Quando Sônia, uma menina que se acha feia, deita-se na mesa da casa e desata a rir dizendo estar feliz — ela, em diálogo com Ielena, sua madrasta, personificação da beleza —, vi na cena nossa mesquinhez.
Não suportamos ser os únicos na infelicidade.
Clássico da dramaturgia, Tio Vânia, de Anton Tchekhov, está sendo apresentado pelo Grupo Tapa. Assisti à montagem no Sesc Santana.
Na cena que destaco, Ielena reclama do quanto é infeliz, as desvantagens da beleza, do desejo e da superficialidade das ambições de todos ao seu redor; mas, claro, ela se esquece de olhar para si mesma.
Esse é o modus operandi: o que apontamos no mundo, abstrações, não enxergamos em nós, na concretude. Teoria e prática são Sol e Lua, apenas se cumprimentam de longe.
Tio Vânia é um texto que vai muito além de intrigas amorosas, mágoas de família, ressentimento, inveja, ganância e ironia.
Escrita em 1896, o Tio Vânia não vê a hora de sua vida acabar…
Alerta! Esqueci-me de que não somos capazes de lidar com a questão na qual deitou e rolou Camus, amontoado de décadas depois.
Tio Vânia não é teatro para crianças, não importa a idade. Como disse meu marido na saída: “Só um russo poderia tê-la escrito.”

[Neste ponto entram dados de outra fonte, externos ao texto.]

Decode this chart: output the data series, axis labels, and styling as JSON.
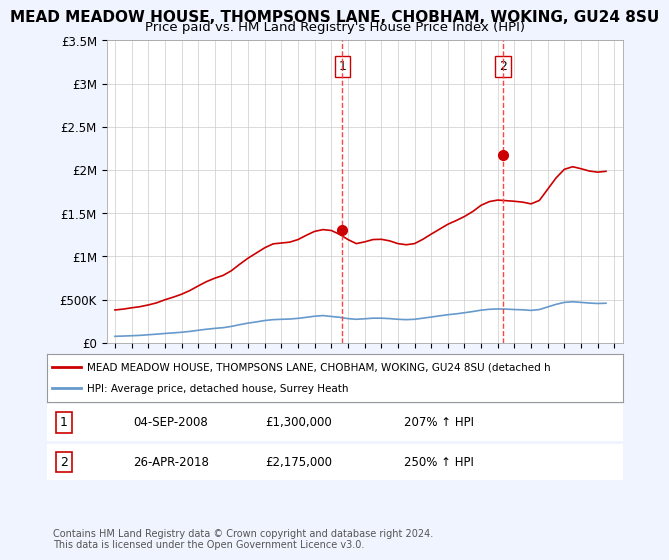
{
  "title": "MEAD MEADOW HOUSE, THOMPSONS LANE, CHOBHAM, WOKING, GU24 8SU",
  "subtitle": "Price paid vs. HM Land Registry's House Price Index (HPI)",
  "title_fontsize": 11,
  "subtitle_fontsize": 9.5,
  "ylim": [
    0,
    3500000
  ],
  "yticks": [
    0,
    500000,
    1000000,
    1500000,
    2000000,
    2500000,
    3000000,
    3500000
  ],
  "ytick_labels": [
    "£0",
    "£500K",
    "£1M",
    "£1.5M",
    "£2M",
    "£2.5M",
    "£3M",
    "£3.5M"
  ],
  "xlim_start": 1994.5,
  "xlim_end": 2025.5,
  "background_color": "#f0f4ff",
  "plot_bg_color": "#ffffff",
  "grid_color": "#cccccc",
  "line1_color": "#cc0000",
  "line2_color": "#6699cc",
  "marker1_date_x": 2008.67,
  "marker1_y": 1300000,
  "marker1_label": "1",
  "marker2_date_x": 2018.32,
  "marker2_y": 2175000,
  "marker2_label": "2",
  "vline_color": "#ff4444",
  "legend_line1": "MEAD MEADOW HOUSE, THOMPSONS LANE, CHOBHAM, WOKING, GU24 8SU (detached h",
  "legend_line2": "HPI: Average price, detached house, Surrey Heath",
  "table_row1_num": "1",
  "table_row1_date": "04-SEP-2008",
  "table_row1_price": "£1,300,000",
  "table_row1_hpi": "207% ↑ HPI",
  "table_row2_num": "2",
  "table_row2_date": "26-APR-2018",
  "table_row2_price": "£2,175,000",
  "table_row2_hpi": "250% ↑ HPI",
  "footer": "Contains HM Land Registry data © Crown copyright and database right 2024.\nThis data is licensed under the Open Government Licence v3.0.",
  "hpi_x": [
    1995,
    1995.5,
    1996,
    1996.5,
    1997,
    1997.5,
    1998,
    1998.5,
    1999,
    1999.5,
    2000,
    2000.5,
    2001,
    2001.5,
    2002,
    2002.5,
    2003,
    2003.5,
    2004,
    2004.5,
    2005,
    2005.5,
    2006,
    2006.5,
    2007,
    2007.5,
    2008,
    2008.5,
    2009,
    2009.5,
    2010,
    2010.5,
    2011,
    2011.5,
    2012,
    2012.5,
    2013,
    2013.5,
    2014,
    2014.5,
    2015,
    2015.5,
    2016,
    2016.5,
    2017,
    2017.5,
    2018,
    2018.5,
    2019,
    2019.5,
    2020,
    2020.5,
    2021,
    2021.5,
    2022,
    2022.5,
    2023,
    2023.5,
    2024,
    2024.5
  ],
  "hpi_y": [
    75000,
    78000,
    82000,
    86000,
    93000,
    100000,
    108000,
    115000,
    122000,
    132000,
    145000,
    157000,
    167000,
    175000,
    190000,
    210000,
    228000,
    242000,
    258000,
    268000,
    272000,
    275000,
    283000,
    295000,
    308000,
    315000,
    305000,
    295000,
    280000,
    272000,
    278000,
    285000,
    285000,
    280000,
    272000,
    268000,
    272000,
    285000,
    298000,
    312000,
    325000,
    335000,
    348000,
    362000,
    378000,
    388000,
    392000,
    390000,
    385000,
    382000,
    375000,
    385000,
    415000,
    445000,
    468000,
    475000,
    468000,
    460000,
    455000,
    458000
  ],
  "red_x": [
    1995,
    1995.5,
    1996,
    1996.5,
    1997,
    1997.5,
    1998,
    1998.5,
    1999,
    1999.5,
    2000,
    2000.5,
    2001,
    2001.5,
    2002,
    2002.5,
    2003,
    2003.5,
    2004,
    2004.5,
    2005,
    2005.5,
    2006,
    2006.5,
    2007,
    2007.5,
    2008,
    2008.5,
    2009,
    2009.5,
    2010,
    2010.5,
    2011,
    2011.5,
    2012,
    2012.5,
    2013,
    2013.5,
    2014,
    2014.5,
    2015,
    2015.5,
    2016,
    2016.5,
    2017,
    2017.5,
    2018,
    2018.5,
    2019,
    2019.5,
    2020,
    2020.5,
    2021,
    2021.5,
    2022,
    2022.5,
    2023,
    2023.5,
    2024,
    2024.5
  ],
  "red_y": [
    380000,
    390000,
    405000,
    418000,
    438000,
    462000,
    498000,
    528000,
    562000,
    605000,
    658000,
    708000,
    748000,
    780000,
    835000,
    910000,
    980000,
    1040000,
    1100000,
    1145000,
    1155000,
    1165000,
    1195000,
    1245000,
    1290000,
    1310000,
    1300000,
    1255000,
    1195000,
    1148000,
    1168000,
    1195000,
    1198000,
    1180000,
    1148000,
    1135000,
    1148000,
    1198000,
    1258000,
    1315000,
    1372000,
    1415000,
    1462000,
    1520000,
    1592000,
    1635000,
    1652000,
    1645000,
    1638000,
    1628000,
    1608000,
    1648000,
    1778000,
    1908000,
    2008000,
    2038000,
    2015000,
    1988000,
    1975000,
    1985000
  ]
}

E não é que me soa que russo já nasce adulto?
Na superfície da trama, um cotidiano alterado pela chegada de Serebriakov, um intelectual egoísta, e sua bela esposa Ielena. Eles retornam ao recanto rural — embora cada vez mais devastado — em razão de uma disputa pela propriedade.
Abstenho-me das questões de relevância ecológica, porque tenho o sangue de Tio Vânia: o que importa, se nada importa?
Estou cheia de dívidas, cansada da mediocridade de meus vizinhos — e sobre o intelectualismo, dia desses me assisti pateticamente feliz dizendo em alto e bom som que não sou mais intelectual, sou romancista!
Quem se importa?
A relevância da dramaturgia de Anton Tchekhov foi e será a ausência de disfarces acerca do que conhecemos por natureza humana, leia-se digressão.
Tio Vânia é minucioso no horror, mas também na poesia religiosa.
O espetáculo é primoroso! Pelo texto, pelo elenco, pela ambiência; sobretudo pelas cenas em que alguns personagens se embebedam e escancaram que não há saída para a existência, a não ser a resiliência para aguentar até quando Deus quiser.
Deus é russo, certamente. Só lá é possível chegar mais perto de compreendê-lo.
A peça tem tradução e direção de Eduardo Tolentino de Araujo. Na constelação que damos nome elenco: Anna Cecília Junqueira, como Sônia; Brian Penido Ross, como Tio Vânia; Zé Carlos Machado, como Serebriakov; Tato Fischer, como o gracioso Bexiga; Lilian Blanc, Maria; Bruno Barchesi, como Astróv.
Ah, talvez seja necessária uma pausa para falar de Astróv, que lida com todo o tipo de anomalias do ser humano, e suas facetas, por seu fazer diário, pois é um jovem médico.
Mas Astróv é das causas ambientais, no sentido da oikophilia, a responsabilidade pela herança que é a terra, e que foi deixada por Deus para nós, mas porque ele se apaixona pela fútil beleza de Ielena, encenada por Camila Czerkes, percebe o fio frágil ao qual se agarra.
A doce Babá, vivida pela grandiosíssima Walderez de Barros, reclama, em sua simplicidade, que nem o chá e nem o almoço são mais servidos na mesma hora.
O cotidiano e sua ordem, tão repelida pelos que creem saber mais, ainda é a tessitura mais delicada capaz de nos dar algum sentido.
Eu, como qualquer um deles, tento apenas chegar ao fim do dia.
“Que horas são?”, alguém pergunta.
A resposta do Tio Vânia é a que eu e muitos queríamos dar.